I had a 17, & now an 18. both were/are fine motors., although the assist on the 18 has a higher cadence, & lots of low end torque that I really like. No motor issues at all on either.
My 18 charges up quicker than my Levo, & seems to have better range as well.


----------



## bplaizier (Feb 1, 2011)

I've always wondered why the Yamaha motor wasn't used on more bikes, I really like it. It has more torque than most of the motors and like you said the 18 has a higher Cadence that some people like but I don't mind I'm not a big spinner I'd rather mash it. And you can use a normal chain ring up front. 

I rode my bike pretty hard and have not had one issue with the Yamaha motor either just seems Bulletproof. I have over a thousand miles on it don't know if that's a lot or not but not one issue.

Oh and one more thing you can peddle it without the battery and there's no resistance just seems like a normal bike. So if you ever ran out of battery you could actually pedal it. 

Sent from my SAMSUNG-SM-N915A using Tapatalk


----------



## 33red (Jan 5, 2016)

They way i see it the 2017 is just great. It feels to me like each pedal is like a throttle. It does what i want when i want it. 
I would not worry about all the garbage that is available to read online.
It might be people trying to bad mouth a great system because theirs have so many troubles.
It is obvious Specialized is all about BS selling not ready products and Shimano made big mistakes.
The one i trust are Yamaha, Rocky Mountain and if proven OK(reliable) the new Bosch.
I would buy one if i could find one my size. The problem here in Canada from what i read in 2020 there is no distribution.


----------



## hikerdave (Mar 8, 2006)

33red said:


> They way i see it the 2017 is just great. It feels to me like each pedal is like a throttle. It does what i want when i want it.
> I would not worry about all the garbage that is available to read online.
> It might be people trying to bad mouth a great system because theirs have so many troubles.
> It is obvious Specialized is all about BS selling not ready products and Shimano made big mistakes.
> ...


Mine Haibike SDURO is a 2018 PW-SE; little difference from the 2017. It has two things about it that aren't so good; torque drops off at high cadence and not as many points of engagement in the motor ratchet. I rarely notice either. 3700 miles problem free, and I haven't noticed a range drop-off. The motor if anything has gotten quieter; this morning I had to linger behind some hikers for a while before they noticed me. I think that I'll be riding the bike for years to come.


----------



## Browneye (Feb 20, 2020)

I have a SE and a X, and have ridden every motor brand except Bafang. 
I find them all more similar than different - the Brose being the quietest, but wind noise at speed is louder than all of them.
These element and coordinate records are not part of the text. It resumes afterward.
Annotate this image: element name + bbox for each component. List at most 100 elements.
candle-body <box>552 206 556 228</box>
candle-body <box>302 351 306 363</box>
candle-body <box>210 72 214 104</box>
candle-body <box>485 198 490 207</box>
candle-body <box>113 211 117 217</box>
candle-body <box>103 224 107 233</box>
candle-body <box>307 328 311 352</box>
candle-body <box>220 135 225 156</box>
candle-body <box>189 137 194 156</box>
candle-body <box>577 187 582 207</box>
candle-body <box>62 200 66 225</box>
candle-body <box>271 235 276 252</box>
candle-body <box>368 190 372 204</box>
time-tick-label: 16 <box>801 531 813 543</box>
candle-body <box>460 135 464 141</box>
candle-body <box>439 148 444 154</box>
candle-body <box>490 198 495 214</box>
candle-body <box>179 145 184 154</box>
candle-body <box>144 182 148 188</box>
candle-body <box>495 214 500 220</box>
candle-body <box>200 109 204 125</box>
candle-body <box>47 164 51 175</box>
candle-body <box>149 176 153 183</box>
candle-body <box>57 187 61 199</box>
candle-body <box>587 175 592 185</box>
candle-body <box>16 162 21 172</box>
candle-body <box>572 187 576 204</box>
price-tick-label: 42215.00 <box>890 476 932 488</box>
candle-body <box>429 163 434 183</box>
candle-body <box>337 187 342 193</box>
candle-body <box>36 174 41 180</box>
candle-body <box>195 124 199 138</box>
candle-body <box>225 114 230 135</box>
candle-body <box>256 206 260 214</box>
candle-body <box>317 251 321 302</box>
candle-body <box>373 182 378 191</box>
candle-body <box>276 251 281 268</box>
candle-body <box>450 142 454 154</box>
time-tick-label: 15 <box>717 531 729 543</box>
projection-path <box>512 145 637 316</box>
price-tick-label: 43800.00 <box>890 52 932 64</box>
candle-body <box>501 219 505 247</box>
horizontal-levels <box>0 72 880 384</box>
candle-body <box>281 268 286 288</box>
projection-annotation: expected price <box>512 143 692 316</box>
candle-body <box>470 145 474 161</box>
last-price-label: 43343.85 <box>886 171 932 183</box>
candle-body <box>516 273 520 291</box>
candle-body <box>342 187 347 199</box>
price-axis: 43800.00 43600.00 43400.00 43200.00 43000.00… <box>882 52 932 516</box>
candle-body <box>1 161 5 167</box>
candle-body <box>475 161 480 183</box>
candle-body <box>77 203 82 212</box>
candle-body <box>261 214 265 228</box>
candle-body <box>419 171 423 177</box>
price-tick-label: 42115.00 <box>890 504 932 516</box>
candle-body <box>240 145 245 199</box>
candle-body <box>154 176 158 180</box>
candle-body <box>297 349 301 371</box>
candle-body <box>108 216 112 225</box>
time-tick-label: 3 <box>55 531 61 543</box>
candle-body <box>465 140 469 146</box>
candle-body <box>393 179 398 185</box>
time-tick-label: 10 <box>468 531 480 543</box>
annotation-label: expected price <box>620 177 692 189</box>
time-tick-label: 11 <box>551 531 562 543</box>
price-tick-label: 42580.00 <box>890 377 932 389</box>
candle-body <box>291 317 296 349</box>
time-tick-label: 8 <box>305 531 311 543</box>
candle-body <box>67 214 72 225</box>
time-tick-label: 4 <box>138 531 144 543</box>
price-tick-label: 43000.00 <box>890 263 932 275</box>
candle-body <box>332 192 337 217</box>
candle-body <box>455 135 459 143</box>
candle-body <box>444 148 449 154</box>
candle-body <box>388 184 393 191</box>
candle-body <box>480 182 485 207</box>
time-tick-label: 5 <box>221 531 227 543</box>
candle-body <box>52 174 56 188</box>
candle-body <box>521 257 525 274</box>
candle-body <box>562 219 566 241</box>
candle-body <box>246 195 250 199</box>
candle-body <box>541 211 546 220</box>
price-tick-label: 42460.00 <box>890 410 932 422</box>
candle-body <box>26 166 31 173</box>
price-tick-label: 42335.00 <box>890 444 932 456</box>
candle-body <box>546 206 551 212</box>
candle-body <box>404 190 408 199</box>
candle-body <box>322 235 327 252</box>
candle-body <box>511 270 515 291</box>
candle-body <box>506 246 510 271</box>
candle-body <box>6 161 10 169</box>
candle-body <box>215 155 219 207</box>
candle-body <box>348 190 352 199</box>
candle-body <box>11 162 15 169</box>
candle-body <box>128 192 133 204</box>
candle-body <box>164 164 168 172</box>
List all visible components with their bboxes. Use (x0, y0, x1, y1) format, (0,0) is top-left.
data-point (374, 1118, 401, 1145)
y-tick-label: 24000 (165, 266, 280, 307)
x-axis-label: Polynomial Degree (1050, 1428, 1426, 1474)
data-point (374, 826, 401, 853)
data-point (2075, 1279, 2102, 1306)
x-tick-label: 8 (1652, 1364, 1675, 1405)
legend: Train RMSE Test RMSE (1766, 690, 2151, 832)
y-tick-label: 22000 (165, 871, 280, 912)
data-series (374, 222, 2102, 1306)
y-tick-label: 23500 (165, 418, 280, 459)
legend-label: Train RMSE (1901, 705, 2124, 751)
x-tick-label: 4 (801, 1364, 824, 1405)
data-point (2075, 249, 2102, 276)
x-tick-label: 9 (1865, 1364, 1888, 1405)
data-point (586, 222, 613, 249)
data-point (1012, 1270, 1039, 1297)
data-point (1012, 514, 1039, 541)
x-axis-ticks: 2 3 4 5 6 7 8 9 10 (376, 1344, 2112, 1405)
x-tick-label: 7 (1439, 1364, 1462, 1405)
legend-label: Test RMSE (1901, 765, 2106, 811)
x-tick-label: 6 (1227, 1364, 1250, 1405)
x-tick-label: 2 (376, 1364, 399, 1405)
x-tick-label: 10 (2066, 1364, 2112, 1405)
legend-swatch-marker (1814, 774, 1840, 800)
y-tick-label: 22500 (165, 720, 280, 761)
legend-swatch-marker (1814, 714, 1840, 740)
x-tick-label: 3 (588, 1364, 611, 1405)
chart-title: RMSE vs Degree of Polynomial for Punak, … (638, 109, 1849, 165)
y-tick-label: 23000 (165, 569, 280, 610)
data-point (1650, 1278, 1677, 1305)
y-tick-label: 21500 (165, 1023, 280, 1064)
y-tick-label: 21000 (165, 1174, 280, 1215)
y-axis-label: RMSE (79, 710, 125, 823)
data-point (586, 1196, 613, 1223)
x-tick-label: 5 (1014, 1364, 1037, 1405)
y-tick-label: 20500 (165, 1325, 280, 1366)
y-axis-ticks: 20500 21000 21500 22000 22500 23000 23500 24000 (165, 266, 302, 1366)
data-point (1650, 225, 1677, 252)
I absolutely love both of mine - got the Explore a few months ago, liked it so well I just picked up the Trance. 

From what I hear, the new 2020 X motor is super quiet, and provides higher cadence support and torque. Win win win all around. 

The only thing I think holding them back today is lack of a larger battery pack. For me the 400w in the Explore is fine, and the 500 in the Trance is as well. But I'm old.


----------